La Dauphine traversa à moitié Paris qui s’enneigeait. Elle remonta le boulevard de Sébastopol, tourna deux fois à droite pour redescendre par la rue Saint-Martin. Les putes étaient nombreuses et rares les flics ; on sait que la pègre est le soutien de l’ordre ; ce n’était certes pas dans ce quartier que les flics marauderaient ce soir. C’est pourquoi la Dauphine s’y arrêta. Épaulard et Cash descendirent et parcoururent les rues. Au voisinage de trois bureaux de tabac différents, ils trouvèrent des boîtes aux lettres où ils glissèrent chaque fois quelques enveloppes, adressées aux principaux quotidiens parisiens, aux agences de presse françaises et étrangères, au ministère de l’intérieur. Dans les enveloppes se trouvait le manifeste mis au point par Treuffais, Buenaventura et Meyer, et péniblement reproduit au marqueur à l’aide d’un normographe, sur du papier pelure dérobé.

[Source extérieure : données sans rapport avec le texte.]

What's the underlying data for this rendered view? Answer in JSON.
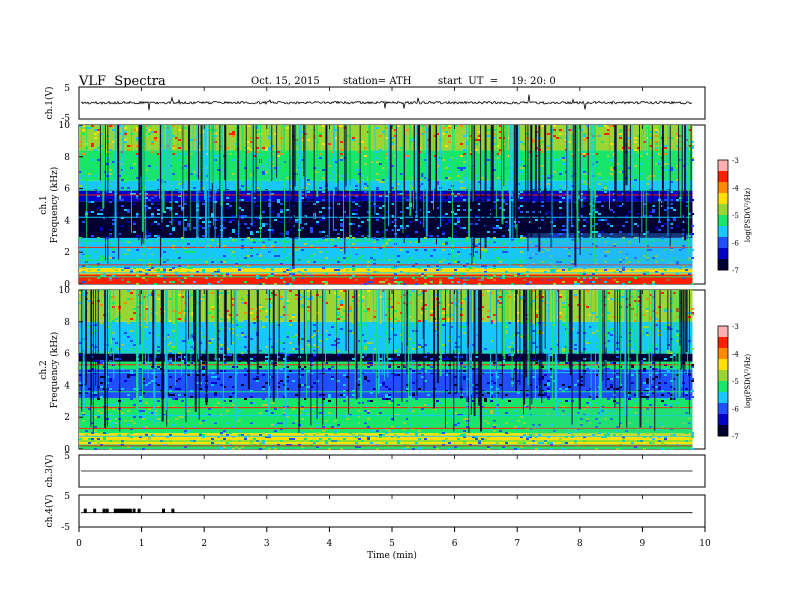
{
  "header": {
    "title": "VLF  Spectra",
    "date": "Oct. 15, 2015",
    "station": "station= ATH",
    "start": "start  UT  =    19: 20: 0"
  },
  "chart_data": [
    {
      "type": "line",
      "id": "ch1-waveform",
      "ylabel": "ch.1(V)",
      "ylim": [
        -5,
        5
      ],
      "y_ticks": [
        "5",
        "-5"
      ],
      "x_range_min": [
        0,
        9.8
      ],
      "description_values": {
        "baseline": 0.1,
        "noise_amplitude": 0.8
      }
    },
    {
      "type": "heatmap",
      "id": "ch1-spectrogram",
      "ylabel": "ch.1\nFrequency  (kHz)",
      "y_ticks": [
        "0",
        "2",
        "4",
        "6",
        "8",
        "10"
      ],
      "ylim": [
        0,
        10
      ],
      "x_range_min": [
        0,
        9.8
      ],
      "colorbar": {
        "label": "log(PSD(V²/Hz)",
        "ticks": [
          "-3",
          "-4",
          "-5",
          "-6",
          "-7"
        ],
        "range": [
          -7,
          -3
        ]
      },
      "colors": [
        "#000033",
        "#0000c8",
        "#1f4fff",
        "#16c8ff",
        "#18e66a",
        "#9ad633",
        "#ffe000",
        "#ff8a00",
        "#ff2000",
        "#ffb0b0"
      ]
    },
    {
      "type": "heatmap",
      "id": "ch2-spectrogram",
      "ylabel": "ch.2\nFrequency  (kHz)",
      "y_ticks": [
        "0",
        "2",
        "4",
        "6",
        "8",
        "10"
      ],
      "ylim": [
        0,
        10
      ],
      "x_range_min": [
        0,
        9.8
      ],
      "colorbar": {
        "label": "log(PSD(V²/Hz)",
        "ticks": [
          "-3",
          "-4",
          "-5",
          "-6",
          "-7"
        ],
        "range": [
          -7,
          -3
        ]
      }
    },
    {
      "type": "line",
      "id": "ch3-waveform",
      "ylabel": "ch.3(V)",
      "ylim": [
        -5,
        5
      ],
      "y_ticks": [
        "5"
      ],
      "x_range_min": [
        0,
        9.8
      ],
      "description_values": {
        "baseline": 0
      }
    },
    {
      "type": "line",
      "id": "ch4-waveform",
      "ylabel": "ch.4(V)",
      "ylim": [
        -5,
        5
      ],
      "y_ticks": [
        "5",
        "-5"
      ],
      "x_range_min": [
        0,
        9.8
      ],
      "marker_times_min": [
        0.1,
        0.25,
        0.4,
        0.45,
        0.58,
        0.62,
        0.66,
        0.7,
        0.74,
        0.78,
        0.82,
        0.88,
        0.96,
        1.35,
        1.5
      ],
      "description_values": {
        "baseline": 0.1
      }
    }
  ],
  "x_axis": {
    "label": "Time  (min)",
    "ticks": [
      "0",
      "1",
      "2",
      "3",
      "4",
      "5",
      "6",
      "7",
      "8",
      "9",
      "10"
    ],
    "xlim": [
      0,
      10
    ]
  }
}
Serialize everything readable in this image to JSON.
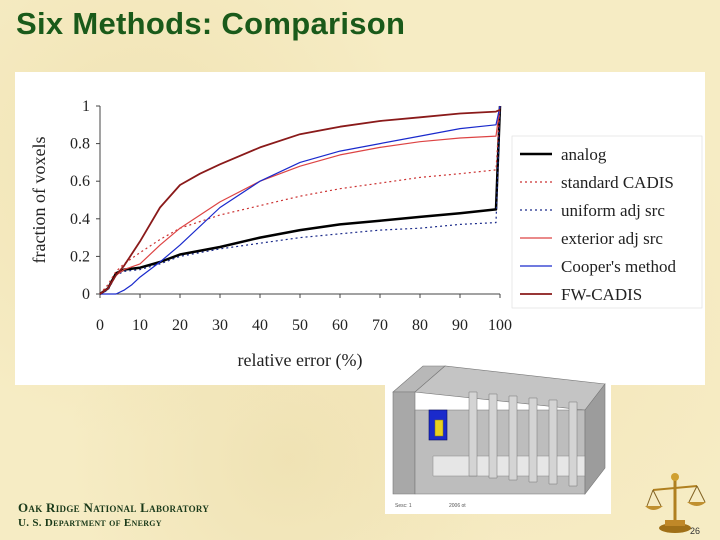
{
  "slide": {
    "title": "Six Methods: Comparison",
    "footer_lab": "Oak Ridge National Laboratory",
    "footer_doe": "U. S. Department of Energy",
    "page_number": "26"
  },
  "model_caption": {
    "left": "Sesc: 1",
    "right": "2006 ot"
  },
  "chart_data": {
    "type": "line",
    "xlabel": "relative error (%)",
    "ylabel": "fraction of voxels",
    "xlim": [
      0,
      100
    ],
    "ylim": [
      0,
      1
    ],
    "xticks": [
      "0",
      "10",
      "20",
      "30",
      "40",
      "50",
      "60",
      "70",
      "80",
      "90",
      "100"
    ],
    "yticks": [
      "0",
      "0.2",
      "0.4",
      "0.6",
      "0.8",
      "1"
    ],
    "grid": false,
    "legend_position": "right",
    "series": [
      {
        "name": "analog",
        "color": "#000000",
        "dash": "solid",
        "width": 2.5,
        "x": [
          0,
          2,
          4,
          6,
          10,
          15,
          20,
          30,
          40,
          50,
          60,
          70,
          80,
          90,
          99,
          100
        ],
        "y": [
          0,
          0.03,
          0.11,
          0.13,
          0.14,
          0.17,
          0.21,
          0.25,
          0.3,
          0.34,
          0.37,
          0.39,
          0.41,
          0.43,
          0.45,
          1.0
        ]
      },
      {
        "name": "standard CADIS",
        "color": "#cc3333",
        "dash": "dot",
        "width": 1.2,
        "x": [
          0,
          2,
          4,
          6,
          10,
          15,
          20,
          30,
          40,
          50,
          60,
          70,
          80,
          90,
          99,
          100
        ],
        "y": [
          0,
          0.05,
          0.12,
          0.16,
          0.22,
          0.29,
          0.35,
          0.42,
          0.47,
          0.52,
          0.56,
          0.59,
          0.62,
          0.64,
          0.66,
          1.0
        ]
      },
      {
        "name": "uniform adj src",
        "color": "#1a2a8a",
        "dash": "dot",
        "width": 1.2,
        "x": [
          0,
          2,
          4,
          6,
          10,
          15,
          20,
          30,
          40,
          50,
          60,
          70,
          80,
          90,
          99,
          100
        ],
        "y": [
          0,
          0.02,
          0.1,
          0.12,
          0.13,
          0.16,
          0.2,
          0.24,
          0.27,
          0.3,
          0.32,
          0.34,
          0.35,
          0.37,
          0.38,
          1.0
        ]
      },
      {
        "name": "exterior adj src",
        "color": "#dd4444",
        "dash": "solid",
        "width": 1.2,
        "x": [
          0,
          2,
          4,
          6,
          10,
          15,
          20,
          30,
          40,
          50,
          60,
          70,
          80,
          90,
          99,
          100
        ],
        "y": [
          0,
          0.03,
          0.1,
          0.13,
          0.16,
          0.26,
          0.35,
          0.49,
          0.6,
          0.68,
          0.74,
          0.78,
          0.81,
          0.83,
          0.84,
          1.0
        ]
      },
      {
        "name": "Cooper's method",
        "color": "#1a2acc",
        "dash": "solid",
        "width": 1.2,
        "x": [
          0,
          4,
          6,
          8,
          10,
          15,
          20,
          30,
          40,
          50,
          60,
          70,
          80,
          90,
          99,
          100
        ],
        "y": [
          0,
          0,
          0.02,
          0.05,
          0.09,
          0.17,
          0.26,
          0.46,
          0.6,
          0.7,
          0.76,
          0.8,
          0.84,
          0.88,
          0.9,
          1.0
        ]
      },
      {
        "name": "FW-CADIS",
        "color": "#8a1a1a",
        "dash": "solid",
        "width": 1.8,
        "x": [
          0,
          2,
          4,
          6,
          10,
          15,
          20,
          25,
          30,
          40,
          50,
          60,
          70,
          80,
          90,
          99,
          100
        ],
        "y": [
          0,
          0.03,
          0.1,
          0.15,
          0.28,
          0.46,
          0.58,
          0.64,
          0.69,
          0.78,
          0.85,
          0.89,
          0.92,
          0.94,
          0.96,
          0.97,
          0.98
        ]
      }
    ]
  }
}
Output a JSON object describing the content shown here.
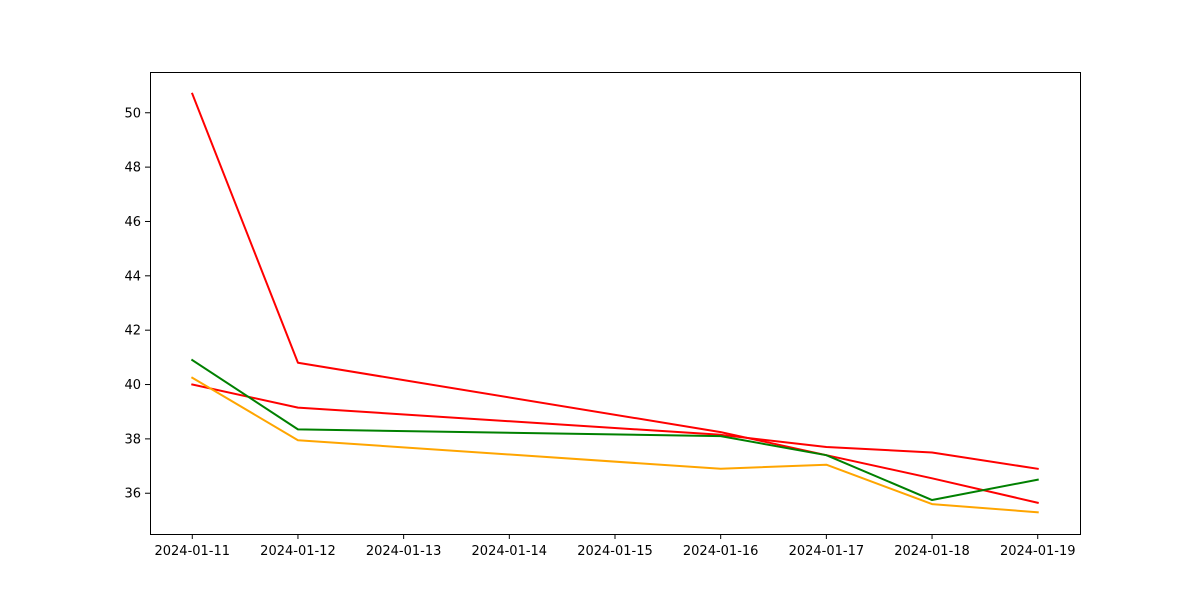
{
  "chart_data": {
    "type": "line",
    "title": "",
    "xlabel": "",
    "ylabel": "",
    "grid": false,
    "x_ticks": [
      "2024-01-11",
      "2024-01-12",
      "2024-01-13",
      "2024-01-14",
      "2024-01-15",
      "2024-01-16",
      "2024-01-17",
      "2024-01-18",
      "2024-01-19"
    ],
    "y_ticks": [
      36,
      38,
      40,
      42,
      44,
      46,
      48,
      50
    ],
    "xlim": [
      "2024-01-10T14:24",
      "2024-01-19T09:36"
    ],
    "ylim": [
      34.5,
      51.5
    ],
    "series": [
      {
        "color": "#ff0000",
        "x": [
          "2024-01-11",
          "2024-01-12",
          "2024-01-16",
          "2024-01-17",
          "2024-01-18",
          "2024-01-19"
        ],
        "y": [
          50.7,
          40.8,
          38.25,
          37.4,
          36.55,
          35.65
        ]
      },
      {
        "color": "#ff0000",
        "x": [
          "2024-01-11",
          "2024-01-12",
          "2024-01-16",
          "2024-01-17",
          "2024-01-18",
          "2024-01-19"
        ],
        "y": [
          40.0,
          39.15,
          38.15,
          37.7,
          37.5,
          36.9
        ]
      },
      {
        "color": "#008000",
        "x": [
          "2024-01-11",
          "2024-01-12",
          "2024-01-16",
          "2024-01-17",
          "2024-01-18",
          "2024-01-19"
        ],
        "y": [
          40.9,
          38.35,
          38.1,
          37.4,
          35.75,
          36.5
        ]
      },
      {
        "color": "#ffa500",
        "x": [
          "2024-01-11",
          "2024-01-12",
          "2024-01-16",
          "2024-01-17",
          "2024-01-18",
          "2024-01-19"
        ],
        "y": [
          40.25,
          37.95,
          36.9,
          37.05,
          35.6,
          35.3
        ]
      }
    ]
  }
}
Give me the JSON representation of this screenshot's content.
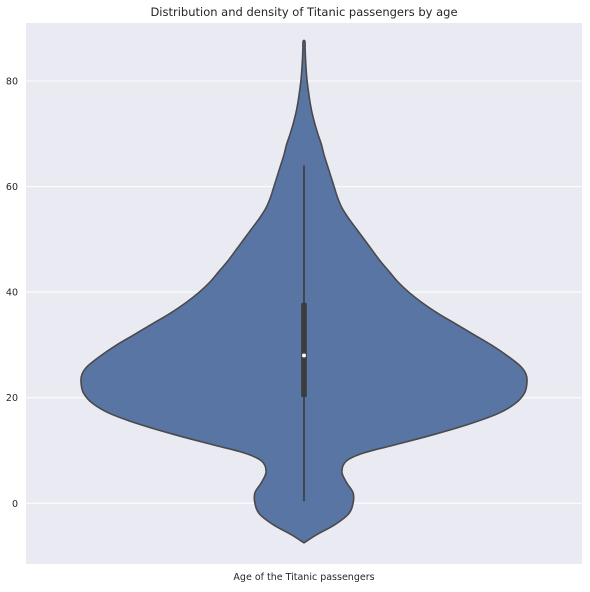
{
  "chart_data": {
    "type": "violin",
    "title": "Distribution and density of Titanic passengers by age",
    "xlabel": "Age of the Titanic passengers",
    "ylabel": "",
    "ylim": [
      -11.5,
      91
    ],
    "yticks": [
      0,
      20,
      40,
      60,
      80
    ],
    "grid": true,
    "colors": {
      "background": "#eaeaf2",
      "grid": "#ffffff",
      "violin_fill": "#5975a4",
      "violin_edge": "#4a4a4a",
      "box": "#3b3b3b",
      "median": "#ffffff"
    },
    "density_profile": {
      "description_units": "age (years) vs relative half-width (0-1)",
      "age": [
        -7.5,
        -6,
        -4,
        -2,
        0,
        2,
        4,
        6,
        8,
        9.5,
        11,
        13,
        15,
        17,
        19,
        21,
        23,
        24.5,
        26,
        28,
        30,
        32,
        34,
        36,
        38,
        40,
        42,
        44,
        46,
        48,
        50,
        52,
        54,
        56,
        58,
        60,
        62,
        64,
        66,
        68,
        70,
        72,
        74,
        76,
        78,
        80,
        82,
        84,
        86,
        87.5
      ],
      "half_width": [
        0.0,
        0.055,
        0.14,
        0.2,
        0.22,
        0.22,
        0.19,
        0.17,
        0.19,
        0.265,
        0.4,
        0.58,
        0.74,
        0.87,
        0.95,
        0.99,
        1.0,
        0.995,
        0.97,
        0.91,
        0.84,
        0.76,
        0.68,
        0.6,
        0.53,
        0.47,
        0.42,
        0.38,
        0.34,
        0.305,
        0.27,
        0.235,
        0.2,
        0.17,
        0.15,
        0.135,
        0.12,
        0.105,
        0.09,
        0.078,
        0.062,
        0.048,
        0.036,
        0.027,
        0.02,
        0.014,
        0.01,
        0.007,
        0.005,
        0.004
      ]
    },
    "box": {
      "whisker_low": 0.42,
      "q1": 20.1,
      "median": 28,
      "q3": 38,
      "whisker_high": 64
    }
  }
}
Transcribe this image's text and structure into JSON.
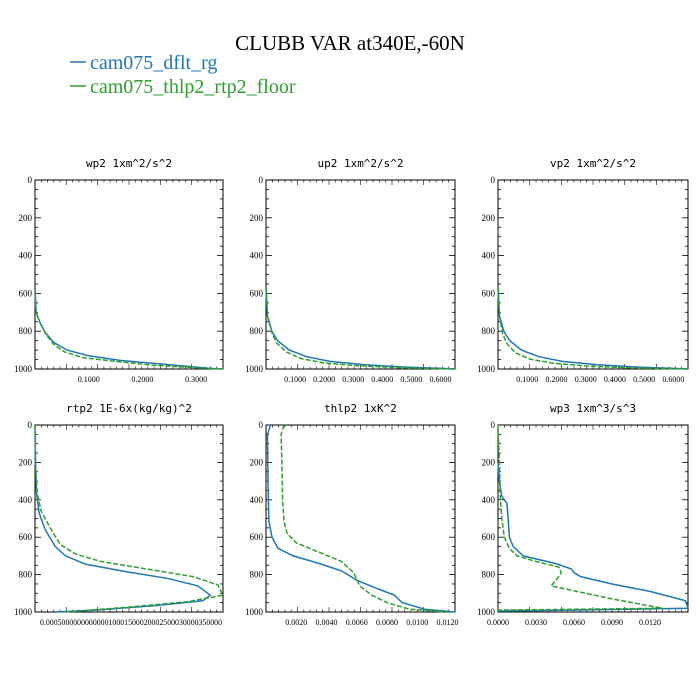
{
  "title": "CLUBB VAR at340E,-60N",
  "legend": [
    {
      "label": "cam075_dflt_rg",
      "color": "#1f77b4"
    },
    {
      "label": "cam075_thlp2_rtp2_floor",
      "color": "#2ca02c"
    }
  ],
  "chart_data": [
    {
      "type": "line",
      "title": "wp2  1xm^2/s^2",
      "yticks": [
        "0",
        "200",
        "400",
        "600",
        "800",
        "1000"
      ],
      "xticks": [
        "0.1000",
        "0.2000",
        "0.3000"
      ],
      "xlim": [
        0,
        0.35
      ],
      "ylim": [
        0,
        1000
      ],
      "series": [
        {
          "name": "cam075_dflt_rg",
          "style": "solid",
          "x": [
            0,
            0.002,
            0.01,
            0.02,
            0.035,
            0.06,
            0.1,
            0.16,
            0.24,
            0.3,
            0.34
          ],
          "y": [
            580,
            700,
            760,
            810,
            860,
            900,
            930,
            955,
            975,
            990,
            1000
          ]
        },
        {
          "name": "cam075_thlp2_rtp2_floor",
          "style": "dashed",
          "x": [
            0,
            0.002,
            0.01,
            0.02,
            0.035,
            0.055,
            0.09,
            0.15,
            0.22,
            0.3,
            0.35
          ],
          "y": [
            580,
            700,
            760,
            815,
            870,
            910,
            940,
            960,
            980,
            993,
            1000
          ]
        }
      ]
    },
    {
      "type": "line",
      "title": "up2  1xm^2/s^2",
      "yticks": [
        "0",
        "200",
        "400",
        "600",
        "800",
        "1000"
      ],
      "xticks": [
        "0.1000",
        "0.2000",
        "0.3000",
        "0.4000",
        "0.5000",
        "0.6000"
      ],
      "xlim": [
        0,
        0.65
      ],
      "ylim": [
        0,
        1000
      ],
      "series": [
        {
          "name": "cam075_dflt_rg",
          "style": "solid",
          "x": [
            0,
            0.005,
            0.02,
            0.04,
            0.08,
            0.14,
            0.22,
            0.34,
            0.48,
            0.6,
            0.65
          ],
          "y": [
            570,
            720,
            800,
            850,
            900,
            935,
            960,
            978,
            990,
            997,
            1000
          ]
        },
        {
          "name": "cam075_thlp2_rtp2_floor",
          "style": "dashed",
          "x": [
            0,
            0.005,
            0.02,
            0.035,
            0.07,
            0.12,
            0.2,
            0.32,
            0.46,
            0.58,
            0.65
          ],
          "y": [
            570,
            720,
            805,
            860,
            910,
            945,
            968,
            983,
            993,
            998,
            1000
          ]
        }
      ]
    },
    {
      "type": "line",
      "title": "vp2  1xm^2/s^2",
      "yticks": [
        "0",
        "200",
        "400",
        "600",
        "800",
        "1000"
      ],
      "xticks": [
        "0.1000",
        "0.2000",
        "0.3000",
        "0.4000",
        "0.5000",
        "0.6000"
      ],
      "xlim": [
        0,
        0.65
      ],
      "ylim": [
        0,
        1000
      ],
      "series": [
        {
          "name": "cam075_dflt_rg",
          "style": "solid",
          "x": [
            0,
            0.005,
            0.02,
            0.04,
            0.08,
            0.14,
            0.22,
            0.34,
            0.48,
            0.6,
            0.65
          ],
          "y": [
            570,
            720,
            800,
            850,
            900,
            935,
            960,
            978,
            990,
            997,
            1000
          ]
        },
        {
          "name": "cam075_thlp2_rtp2_floor",
          "style": "dashed",
          "x": [
            0,
            0.005,
            0.015,
            0.03,
            0.06,
            0.11,
            0.19,
            0.3,
            0.44,
            0.57,
            0.65
          ],
          "y": [
            570,
            720,
            810,
            865,
            915,
            948,
            970,
            984,
            993,
            998,
            1000
          ]
        }
      ]
    },
    {
      "type": "line",
      "title": "rtp2  1E-6x(kg/kg)^2",
      "yticks": [
        "0",
        "200",
        "400",
        "600",
        "800",
        "1000"
      ],
      "xticks": [
        "0.00050",
        "0.00010",
        "0.00015",
        "0.00020",
        "0.00025",
        "0.00030",
        "0.00035"
      ],
      "xticks_display": "0.000500000000000010001500020002500030000350000",
      "xlim": [
        0,
        0.00037
      ],
      "ylim": [
        0,
        1000
      ],
      "series": [
        {
          "name": "cam075_dflt_rg",
          "style": "solid",
          "x": [
            0,
            1e-06,
            3e-06,
            8e-06,
            2e-05,
            4e-05,
            6e-05,
            0.0001,
            0.00018,
            0.00026,
            0.00032,
            0.000345,
            0.00033,
            0.00024,
            0.00012,
            4e-05
          ],
          "y": [
            0,
            200,
            360,
            470,
            560,
            650,
            700,
            745,
            785,
            820,
            860,
            910,
            940,
            965,
            990,
            1000
          ]
        },
        {
          "name": "cam075_thlp2_rtp2_floor",
          "style": "dashed",
          "x": [
            0,
            1e-06,
            4e-06,
            1.2e-05,
            3e-05,
            5e-05,
            8e-05,
            0.00013,
            0.00022,
            0.00031,
            0.00036,
            0.00037,
            0.0003,
            0.00018,
            6e-05
          ],
          "y": [
            0,
            200,
            360,
            460,
            550,
            640,
            690,
            730,
            770,
            810,
            855,
            910,
            945,
            975,
            1000
          ]
        }
      ]
    },
    {
      "type": "line",
      "title": "thlp2  1xK^2",
      "yticks": [
        "0",
        "200",
        "400",
        "600",
        "800",
        "1000"
      ],
      "xticks": [
        "0.0020",
        "0.0040",
        "0.0060",
        "0.0080",
        "0.0100",
        "0.0120"
      ],
      "xlim": [
        0,
        0.0125
      ],
      "ylim": [
        0,
        1000
      ],
      "series": [
        {
          "name": "cam075_dflt_rg",
          "style": "solid",
          "x": [
            0.0003,
            0.0001,
            0.00012,
            0.00015,
            0.0002,
            0.0004,
            0.0008,
            0.0018,
            0.0035,
            0.005,
            0.006,
            0.0072,
            0.0085,
            0.009,
            0.0105,
            0.0125
          ],
          "y": [
            0,
            50,
            200,
            400,
            520,
            600,
            660,
            700,
            740,
            780,
            830,
            870,
            910,
            950,
            985,
            1000
          ]
        },
        {
          "name": "cam075_thlp2_rtp2_floor",
          "style": "dashed",
          "x": [
            0.0012,
            0.001,
            0.00105,
            0.0011,
            0.0012,
            0.0014,
            0.002,
            0.0035,
            0.005,
            0.0058,
            0.0062,
            0.007,
            0.008,
            0.0095,
            0.012
          ],
          "y": [
            0,
            50,
            200,
            400,
            520,
            580,
            630,
            680,
            730,
            790,
            860,
            910,
            950,
            985,
            1000
          ]
        }
      ]
    },
    {
      "type": "line",
      "title": "wp3  1xm^3/s^3",
      "yticks": [
        "0",
        "200",
        "400",
        "600",
        "800",
        "1000"
      ],
      "xticks": [
        "0.0000",
        "0.0030",
        "0.0060",
        "0.0090",
        "0.0120"
      ],
      "xlim": [
        0,
        0.015
      ],
      "ylim": [
        0,
        1000
      ],
      "series": [
        {
          "name": "cam075_dflt_rg",
          "style": "solid",
          "x": [
            0,
            0.0001,
            0.0003,
            0.0007,
            0.0008,
            0.0009,
            0.0012,
            0.002,
            0.0045,
            0.0058,
            0.006,
            0.0065,
            0.009,
            0.012,
            0.0148,
            0.015,
            0.0
          ],
          "y": [
            200,
            300,
            380,
            420,
            500,
            600,
            650,
            700,
            740,
            770,
            790,
            810,
            850,
            890,
            940,
            980,
            995
          ]
        },
        {
          "name": "cam075_thlp2_rtp2_floor",
          "style": "dashed",
          "x": [
            0,
            0.0001,
            0.0002,
            0.0003,
            0.0005,
            0.0009,
            0.0015,
            0.003,
            0.0048,
            0.005,
            0.0047,
            0.0042,
            0.0062,
            0.009,
            0.013,
            0.0,
            0.0
          ],
          "y": [
            0,
            200,
            400,
            500,
            600,
            660,
            700,
            730,
            760,
            790,
            820,
            860,
            890,
            930,
            980,
            990,
            1000
          ]
        }
      ]
    }
  ]
}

Entre deux boîtes, dans une des nombreuses entrées d’immeuble où se serraient frileusement les filles, drapées dans des fourrures synthétiques, mais obligées pourtant de se décolleter dans la froidure, Épaulard aperçut, contempla, une pute d’une extrême beauté, grande, hautaine, cadavérique. Le quinquagénaire se trouvait déjà ému par son voisinage avec Cash, il faillit proposer à sa compagne qu’ils montent un moment dans un hôtel de passe, il identifia dans sa tête la belle putain et Cash, il s’imagina les possédant simultanément, ce fut fugitif, les dernières enveloppes étaient postées, Cash se retourna vers lui.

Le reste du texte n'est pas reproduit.